Sebelumnya, Majelis Ulama Indonesia (MUI) telah mengeluarkan Fatwa No. 86 Tahun 2023 tentang Hukum Pengendalian Perubahan Iklim Global yang menegaskan kewajiban semua pihak untuk turut berkontribusi dalam upaya mitigasi dan adaptasi terhadap perubahan iklim yang lebih baik. Termasuk di antaranya adalah upaya mengurangi jejak karbon yang bukan merupakan kebutuhan pokok dan upaya transisi energi yang berkeadilan. Fatwa ini menjadi argumen kuat bahwa menjaga lingkungan bukan hanya tanggung jawab ekologis, melainkan juga kewajiban dalam perspektif teologis. Maka, penggunaan dana ZIS oleh filantropi Islam untuk membiayai proyek-proyek pelestarian lingkungan, pengembangan energi bersih, reboisasi, atau pengelolaan sampah berbasis komunitas memiliki legitimasi agama yang kuat. Tentu saja, hal ini juga menuntut masyarakat, terutama umat Islam, agar memiliki pemahaman yang sama dalam hal menjaga kelestarian lingkungan sebagai salah satu sasaran dari penggunaan dana ZIS. Masyarakat luas juga harus turut serta membantu lembaga filantropi Islam dalam upaya perbaikan lingkungan.

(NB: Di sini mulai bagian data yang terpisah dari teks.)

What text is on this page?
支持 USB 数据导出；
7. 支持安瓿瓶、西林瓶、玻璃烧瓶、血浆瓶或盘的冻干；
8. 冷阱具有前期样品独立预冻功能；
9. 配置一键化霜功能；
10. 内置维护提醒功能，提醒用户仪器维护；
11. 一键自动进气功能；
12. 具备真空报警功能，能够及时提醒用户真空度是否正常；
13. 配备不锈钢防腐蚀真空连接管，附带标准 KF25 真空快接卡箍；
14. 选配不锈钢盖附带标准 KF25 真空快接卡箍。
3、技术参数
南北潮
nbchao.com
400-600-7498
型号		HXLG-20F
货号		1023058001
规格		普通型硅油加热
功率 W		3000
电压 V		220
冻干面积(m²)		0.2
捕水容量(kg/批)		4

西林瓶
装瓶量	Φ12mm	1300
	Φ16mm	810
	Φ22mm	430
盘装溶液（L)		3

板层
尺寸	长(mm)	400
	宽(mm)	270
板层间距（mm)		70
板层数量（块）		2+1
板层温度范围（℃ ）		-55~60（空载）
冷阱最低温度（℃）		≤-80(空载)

Dalam perspektif spiritual yang lebih mendalam, Prof. Haedar Nashir mengajukan paradigma teoantroposentris sebagai fondasi etis menghadapi krisis alam dan kemanusiaan. Konsep ini berpijak pada pandangan profetik, yaitu menempatkan Allah Swt. sebagai pusat kehidupan, manusia sebagai khalifah di bumi, dan alam sebagai amanah yang harus dipelihara dengan baik. Dengan pendekatan teoantroposentris, kerusakan lingkungan tidak dilihat semata sebagai kegagalan teknis, melainkan sebagai refleksi dari kerusakan spiritual manusia. Maka, memperbaiki alam sesungguhnya adalah bagian dari upaya memperbaiki kualitas keimanan dan hubungan manusia dengan Sang Khalik.
Posisi Dakwah Komunitas
Para aktivis dakwah komunitas dalam konteks ini pun perlu membaca zaman. Tidak cukup lagi hanya mengajak manusia kepada aspek ritual, tetapi juga harus menyadarkan umat untuk menyelamatkan bumi yang sedang sakit. Dakwah komunitas harus lebih bersifat inklusif, melintasi batas agama dan etnis, serta adaptif terhadap tantangan zaman. Menanam pohon, mengembangkan energi terbarukan, mengelola sampah, hingga mengedukasi tentang krisis iklim kini menjadi bagian integral dari tugas dakwah komunitas. Dakwah amal nyata yang seperti inilah yang memberi makna kepada iman, melahirkan Islam sebagai rahmat bagi seluruh alam.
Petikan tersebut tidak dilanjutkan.